Rather than simply take the course, IT Services and Support’s Bill Parod, former Director of Northwestern Institutional Research Bill Hayward, and I thought we could use the MOOC as a way to jumpstart a community of people across different areas at Northwestern with a shared interest in analytics.  We put out a call to gauge interest, thinking we might get five or six people to respond.  We were shocked when 24 people from eight departments enthusiastically replied. 

There was nothing overly planned in our approach.  Each week, we would meet to discuss the lecture and homework from the previous week.  Several times, group members presented on learning analytics work they had done in their course work or studies. 

“The best thing about the MOOC was learning how to think about the data and to start formulating questions we might be able to approach that will be of real use for our faculty and students,” said Victoria Getis, manager of Northwestern IT Services and Support's Teaching and Learning Technologies team.

But the experience was greater than the MOOC itself.  It was, as Associate Director of Institutional Research, Administration, and Planning Debbie Crimmins said, “very valuable to meet people across campus doing similar work.” 

When the class concluded, no one was eagerly looking for the door.

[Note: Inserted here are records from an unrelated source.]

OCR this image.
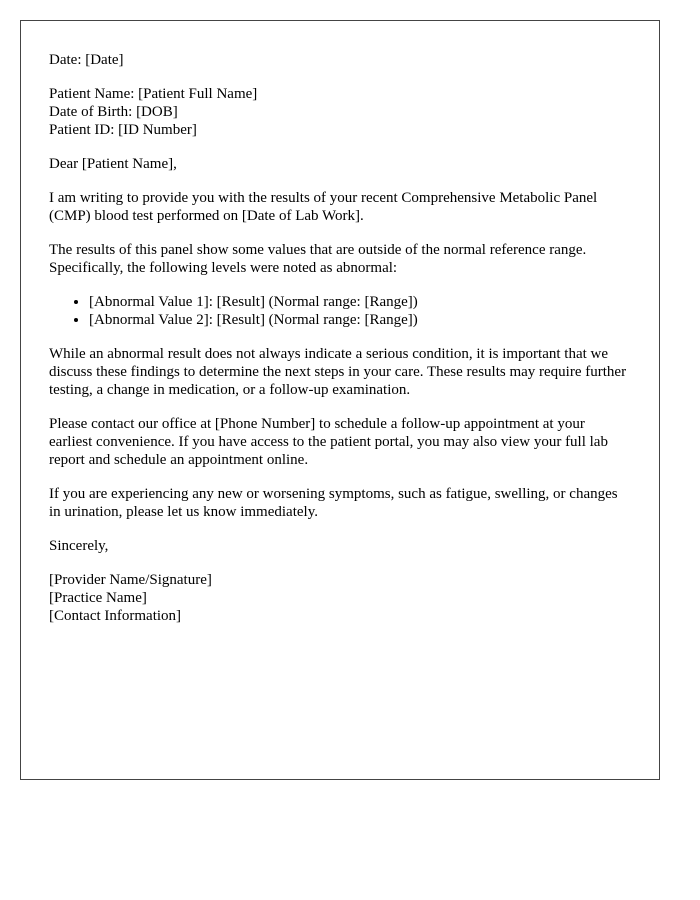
Date: [Date]
Patient Name: [Patient Full Name]
Date of Birth: [DOB]
Patient ID: [ID Number]
Dear [Patient Name],
I am writing to provide you with the results of your recent Comprehensive Metabolic Panel (CMP) blood test performed on [Date of Lab Work].
The results of this panel show some values that are outside of the normal reference range. Specifically, the following levels were noted as abnormal:
• [Abnormal Value 1]: [Result] (Normal range: [Range])
• [Abnormal Value 2]: [Result] (Normal range: [Range])
While an abnormal result does not always indicate a serious condition, it is important that we discuss these findings to determine the next steps in your care. These results may require further testing, a change in medication, or a follow-up examination.
Please contact our office at [Phone Number] to schedule a follow-up appointment at your earliest convenience. If you have access to the patient portal, you may also view your full lab report and schedule an appointment online.
If you are experiencing any new or worsening symptoms, such as fatigue, swelling, or changes in urination, please let us know immediately.
Sincerely,
[Provider Name/Signature]
[Practice Name]
[Contact Information]
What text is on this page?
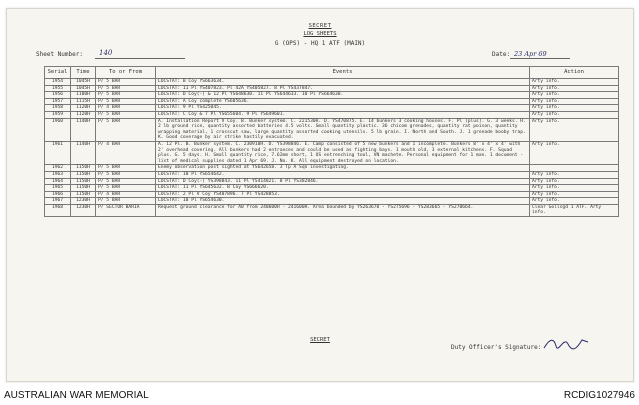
SECRET
LOG SHEETS
G (OPS) - HQ 1 ATF (MAIN)
Sheet Number: 140	Date: 23 Apr 69
Serial	Time	To or From	Events	Action
1954	1045H	P/ 5 BAR	LOCSTAT: B Coy YS663634.	Arty info.
1955	1045H	P/ 5 BAR	LOCSTAT: 11 Pl YS407823. Pl 42A YS405827. 8 Pl YS437847.	Arty info.
1956	1100H	P/ 5 BAR	LOCSTAT: D Coy(-) & 12 Pl YS648630. 11 Pl YS644633. 10 Pl YS664630.	Arty info.
1957	1115H	P/ 5 BAR	LOCSTAT: A Coy complete YS605636.	Arty info.
1958	1120H	P/ 4 BAR	LOCSTAT: 9 Pl YS425045.	Arty info.
1959	1120H	P/ 5 BAR	LOCSTAT: C Coy & 7 Pl YS655604. 9 Pl YS649601.	Arty info.
1960	1140H	P/ 5 BAR	A. Installation Report V Coy. B. Bunker system. C. 221530H. D. YS470875. E. 14 bunkers 3 cooking houses. F. Pl (plus). G. 3 weeks. H. 2 lb ground rice, quantity assorted batteries 4.5 volts. Small quantity plastic. 36 chicom grenades, quantity rat poison, quantity wrapping material, 1 crosscut saw, large quantity assorted cooking utensils. 5 lb grain. I. North and South. J. 1 grenade booby trap. K. Good coverage by air strike hastily evacuated.	Arty info.
1961	1140H	P/ 4 BAR	A. 12 Pl. B. Bunker system. C. 230910H. D. YS398846. E. Camp consisted of 5 new bunkers and 1 incomplete. Bunkers 8' x 4' x 4' with 2' overhead covering. All bunkers had 2 entrances and could be used as fighting bays. 1 mouth old, 3 external kitchens. F. Squad plus. G. 5 days. H. Small quantity rice, 7.62mm short, 1 US entrenching tool, VN machete. Personal equipment for 1 man. 1 document - list of medical supplies dated 1 Apr 69. J. No. K. All equipment destroyed on location.	Arty info.
1962	1150H	P/ 5 BAR	Enemy observation post sighted at YS642658. 3 Tp A Sqn investigating.	
1963	1150H	P/ 5 BAR	LOCSTAT: 10 Pl YS654642.	Arty info.
1964	1150H	P/ 5 BAR	LOCSTAT: D Coy(-) YS398843. 11 Pl YS414821. 8 Pl YS382846.	Arty info.
1965	1150H	P/ 5 BAR	LOCSTAT: 11 Pl YS645632. B Coy YS666620.	Arty info.
1966	1150H	P/ 4 BAR	LOCSTAT: 2 Pl V Coy YS407896. 7 Pl YS428853.	Arty info.
1967	1230H	P/ 5 BAR	LOCSTAT: 10 Pl YS654630.	Arty info.
1968	1230H	P/ SECTOR BARIA	Request ground clearance for A0 from 240600H - 241600H. Area bounded by YS263670 - YS275696 - YS283665 - YS270664.	Clear Gollsgd 1 ATF. Arty info.
SECRET
Duty Officer's Signature:
AUSTRALIAN WAR MEMORIAL	RCDIG1027946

To apply what we learned, four subgroups formed to explore the following topics:

  • It’s well known anecdotally that certain courses are “obstacle courses” — those that are the pivot point for a student to declare or drop a major. One project aims to look at such courses, and the relationships between grades in those courses and declared majors at graduation.
  • Are there grade penalties in Science, Technology, Engineering, and Math (STEM) courses for women, minorities, low income, and first generation students?  How do we recognize and address them?
  • The Canvas learning platform was delivered with a cloud based data warehouse which is very basic.  Using Northwestern’s data warehousing tools, a third project will identify data, measures, and methods for visualizing the data.
  • Experimental Teaching and Learning Analytics Workgroup project: Comparing engagement and outcomes in sample Medill courses taught on-campus and online.

These projects are still in their early phases.  If you are interested in one of them, or have additional topics you would like to explore, consider becoming part of the small but passionate community of learning analysts at Northwestern.  We welcome the company.